Stochastic or velocity Langevin dynamics adds a friction and a noise term to Newton’s equations of motion, as

(1)$m_i {{\mbox{d}}^2 \mathbf{r}_i \over {\mbox{d}}t^2} = - m_i \gamma_i {{\mbox{d}}\mathbf{r}_i \over {\mbox{d}}t} + \mathbf{F}_i(\mathbf{r}) + {\stackrel{\circ}{\mathbf{r}}}_i,$

where $$\gamma_i$$ is the friction constant $$[1/\mbox{ps}]$$ and $${\stackrel{\circ}{\mathbf{r}}}_i\!\!(t)$$ is a noise process with $$\langle {\stackrel{\circ}{r}}_i\!\!(t) {\stackrel{\circ}{r}}_j\!\!(t+s) \rangle = 2 m_i \gamma_i k_B T \delta(s) \delta_{ij}$$. When $$1/\gamma_i$$ is large compared to the time scales present in the system, one could see stochastic dynamics as molecular dynamics with stochastic temperature-coupling. But any processes that take longer than $$1/\gamma_i$$, e.g. hydrodynamics, will be dampened. Since each degree of freedom is coupled independently to a heat bath, equilibration of fast modes occurs rapidly. For simulating a system in vacuum there is the additional advantage that there is no accumulation of errors for the overall translational and rotational degrees of freedom. When $$1/\gamma_i$$ is small compared to the time scales present in the system, the dynamics will be completely different from MD, but the sampling is still correct.

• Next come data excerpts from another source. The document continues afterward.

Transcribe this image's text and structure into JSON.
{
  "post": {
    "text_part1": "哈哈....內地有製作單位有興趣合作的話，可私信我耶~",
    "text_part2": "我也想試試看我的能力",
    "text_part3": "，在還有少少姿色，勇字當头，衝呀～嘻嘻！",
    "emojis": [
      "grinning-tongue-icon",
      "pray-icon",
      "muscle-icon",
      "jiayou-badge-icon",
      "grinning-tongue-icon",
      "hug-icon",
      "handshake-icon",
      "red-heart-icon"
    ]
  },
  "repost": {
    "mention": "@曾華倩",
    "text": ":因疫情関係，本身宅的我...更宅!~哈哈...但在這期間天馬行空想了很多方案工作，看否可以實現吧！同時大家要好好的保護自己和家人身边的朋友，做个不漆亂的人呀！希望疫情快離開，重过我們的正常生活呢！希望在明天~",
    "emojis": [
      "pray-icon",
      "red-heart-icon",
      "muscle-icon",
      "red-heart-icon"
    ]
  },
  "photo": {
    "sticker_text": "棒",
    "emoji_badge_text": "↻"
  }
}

In GROMACS there is one simple and efficient implementation. Its accuracy is equivalent to the normal MD leap-frog and Velocity Verlet integrator. It is nearly identical to the common way of discretizing the Langevin equation, but the friction and velocity term are applied in an impulse fashion 51. It can be described as:

(2)\begin{split}\begin{aligned} \mathbf{v}' &~=~& \mathbf{v}(t-{{\frac{1}{2}}{{\Delta t}}}) + \frac{1}{m}\mathbf{F}(t){{\Delta t}}\\ \Delta\mathbf{v} &~=~& -\alpha \, \mathbf{v}'(t+{{\frac{1}{2}}{{\Delta t}}}) + \sqrt{\frac{k_B T}{m}(1 - \alpha^2)} \, {\mathbf{r}^G}_i \\ \mathbf{r}(t+{{\Delta t}}) &~=~& \mathbf{r}(t)+\left(\mathbf{v}' +\frac{1}{2}\Delta \mathbf{v}\right){{\Delta t}} \end{aligned}\end{split}
(3)\begin{split}\begin{aligned} \mathbf{v}(t+{{\frac{1}{2}}{{\Delta t}}}) &~=~& \mathbf{v}' + \Delta \mathbf{v} \\ \alpha &~=~& 1 - e^{-\gamma {{\Delta t}}}\end{aligned}\end{split}

where $${\mathbf{r}^G}_i$$ is Gaussian distributed noise with $$\mu = 0$$, $$\sigma = 1$$. The velocity is first updated a full time step without friction and noise to get $$\mathbf{v}'$$, identical to the normal update in leap-frog. The friction and noise are then applied as an impulse at step $$t+{{\Delta t}}$$. The advantage of this scheme is that the velocity-dependent terms act at the full time step, which makes the correct integration of forces that depend on both coordinates and velocities, such as constraints and dissipative particle dynamics (DPD, not implented yet), straightforward. With constraints, the coordinate update (3) is split into a normal leap-frog update and a $$\Delta \mathbf{v}$$. After both of these updates the constraints are applied to coordinates and velocities.

When using SD as a thermostat, an appropriate value for $$\gamma$$ is e.g. 0.5 ps$$^{-1}$$, since this results in a friction that is lower than the internal friction of water, while it still provides efficient thermostatting.